I wouldn't say gb doesn't work on its own. Its more a case of gb not being able to be suggested as the solution to the problem being proposed here. I was just trying to make a case really for the go tool to adopt some of the concepts of gb, by making the zero value of the go tool more useful.
The most common scenario would be that people are following the official Go project structures and expect projects to be able to be built with the go tool. So with that being said, it would be amazing if the go tool could cope with more situations and try harder to build before failing. Just like gb is only for projects, applications that produce binaries, the go tool could also try to ensure that an application can be built regardless of GOPATH not being set, if it can do so by assuming some defaults.

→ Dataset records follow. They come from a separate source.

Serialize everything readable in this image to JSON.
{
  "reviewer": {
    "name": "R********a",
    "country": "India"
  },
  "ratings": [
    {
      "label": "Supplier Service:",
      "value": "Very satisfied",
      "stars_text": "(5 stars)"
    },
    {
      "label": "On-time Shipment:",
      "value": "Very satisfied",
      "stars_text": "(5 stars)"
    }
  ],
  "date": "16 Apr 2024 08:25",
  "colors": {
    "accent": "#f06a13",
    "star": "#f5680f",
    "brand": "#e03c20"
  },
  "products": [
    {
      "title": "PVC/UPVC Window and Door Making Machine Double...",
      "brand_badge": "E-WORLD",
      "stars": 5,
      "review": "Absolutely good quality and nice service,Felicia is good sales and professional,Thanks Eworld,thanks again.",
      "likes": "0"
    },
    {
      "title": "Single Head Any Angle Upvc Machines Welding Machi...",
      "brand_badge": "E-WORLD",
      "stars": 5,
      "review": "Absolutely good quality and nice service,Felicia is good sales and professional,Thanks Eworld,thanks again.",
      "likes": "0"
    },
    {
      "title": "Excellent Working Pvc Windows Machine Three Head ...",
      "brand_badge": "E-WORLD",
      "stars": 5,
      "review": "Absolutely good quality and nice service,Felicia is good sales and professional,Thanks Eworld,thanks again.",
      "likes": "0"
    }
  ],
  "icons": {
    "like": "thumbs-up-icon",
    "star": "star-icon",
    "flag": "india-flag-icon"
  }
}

It doesn't seem like these two proposals are in conflict. #17262 proposes a mechanism by which GOPATH can be inferred when the environment variable is missing. This proposes an algorithm for that inferred path. In fact it would seem this proposal actually depends on #17262.
Let's see how much of the problem is solved by automatic GOPATH=$HOME/go in Go 1.8 and revisit this in a release or two.
@bradfitz I really don't see how an automatic GOPATH solves anything, this proposal is about the possible ability to do without the GOPATH.
I understand the difference. Hey, listen, I don't want GOPATH either. But I'm also realistic about how fast things move. I'd love to be see it happen sooner than later. Personally I'd like something like git where the "go" command would walk up the tree, looking for a magic directory that's the GOPATH. In Git, that's the .git
directory. The Go project avoids dot files for the most part, and we're not going to hide user's code. I'd like to see a magic gopath
directory that contains the gopath.
We also need to fix #4719 first and get rid of the $GOPATH/pkg directory entirely, making all build artifacts aggressively cached. That would fix another few open issues and common user confusions too.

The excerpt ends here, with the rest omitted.